Every year on the 29th September, the day of Richard Challoner's birth our school celebrates Bishop Challoner Day. Those who studied here in the 60s, 70s and 80s will remember this as a school tradition (although we no longer ask students to wear the hats that would mark the day back then!) The whole school enjoys a day of prayer, celebration and thanksgiving with Mass, special lessons, food and gifts. 

 

 

Bishop Richard Challoner - Biography 

Richard Challoner was born on 29th September 1691 at Lewes. Richard showed an early desire for the priesthood and it was arranged for him to go to Douay (Northern France) where his entry is dated 29th July 1705. Catholic parents were still liable to fines if they sent their children abroad for their education so Richard took on his mother's maiden name, so he was briefly known as Richard Willard. It was not until 1731 that Richard Challoner returned to England as a missionary priest.

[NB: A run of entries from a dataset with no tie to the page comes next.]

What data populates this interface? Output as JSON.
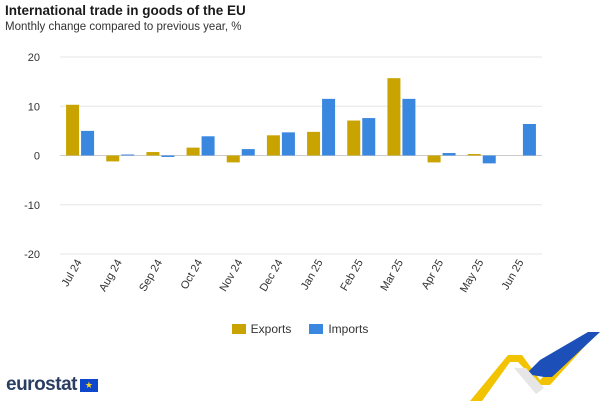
{
  "header": {
    "title": "International trade in goods of the EU",
    "subtitle": "Monthly change compared to previous year, %"
  },
  "chart_data": {
    "type": "bar",
    "categories": [
      "Jul 24",
      "Aug 24",
      "Sep 24",
      "Oct 24",
      "Nov 24",
      "Dec 24",
      "Jan 25",
      "Feb 25",
      "Mar 25",
      "Apr 25",
      "May 25",
      "Jun 25"
    ],
    "series": [
      {
        "name": "Exports",
        "color": "#c9a300",
        "values": [
          10.3,
          -1.2,
          0.7,
          1.6,
          -1.4,
          4.1,
          4.8,
          7.1,
          15.7,
          -1.4,
          0.3,
          0
        ]
      },
      {
        "name": "Imports",
        "color": "#3a87e0",
        "values": [
          5.0,
          0.2,
          -0.3,
          3.9,
          1.3,
          4.7,
          11.5,
          7.6,
          11.5,
          0.5,
          -1.6,
          6.4
        ]
      }
    ],
    "yticks": [
      20,
      10,
      0,
      -10,
      -20
    ],
    "ylim": [
      -20,
      20
    ],
    "grid": true,
    "legend_position": "bottom"
  },
  "branding": {
    "logo_text": "eurostat",
    "flag_stars": "★"
  }
}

Challoner soon recognised two needs that could best be met by the printed word. The first was to instruct and strengthen Catholics in their faith; the second was to combat Protestant misconceptions and attacks. He always regarded the first as of primary and urgent importance; he preferred not to enter into controversy but it could not be avoided; the Church must be defended. 'The Unerring Authority of the Catholic Church' was published in 1732; five years later came 'The Catholick Christian Instructed', a book that went through many editions up to the 1880's and was translated into French.

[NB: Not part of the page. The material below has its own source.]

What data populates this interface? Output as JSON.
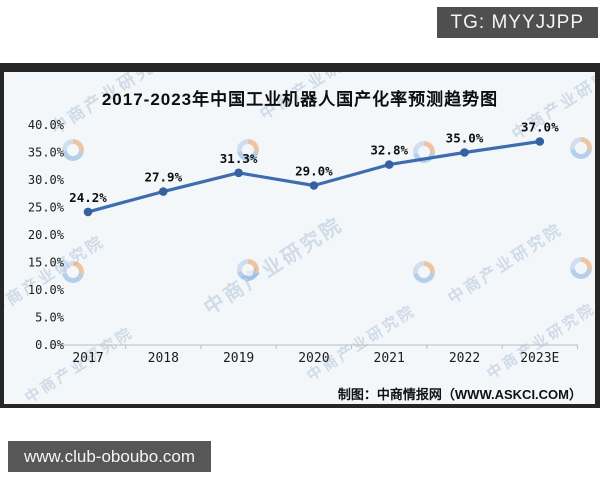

In 1741 Richard Challoner was consecrated as Bishop of Debra on 29th January, at the Hammersmith Convent. He worked tirelessly in trying to support the Catholics within the London District. It was about 1748 that Challoner began the work for which he is best remembered the revision of the Douay Bible. The translation of the New Testament had been published in 1582 and of the Old Testament in 1609. The complete work, with Challoner's notes, was published in 1750.

In 1758, Bishop Challoner became the Vicar-Apostolic of the London District at the age of 68. It was through his ministry saw the First Relief Act of 1778 and The Gordon Riots (an anti-Catholic protest in London) of 1780. Richard Challoner served the Catholics in England for fifty years at a period when the penalised Church was slowly losing ground; many had become disheartened and the prospects of recovery were more than doubtful. His Missionary Priests gave Catholics a pride in their ancestry and showed them patterns of endurance under persecution. His revision of the Douay Bible was for two centuries the Bible known to Catholics.

Bishop Challoner died in his house in Gloucester Street on 12th January 1781. Richard Challoner's remains were reinterred in 1946 in the Chapel of St Gregory and St Augustine in Westminster Cathedral, a fitting resting place for the greatest of the Vicars-Apostolic who in his lifetime was known as 'the Venerable Bishop Challoner'.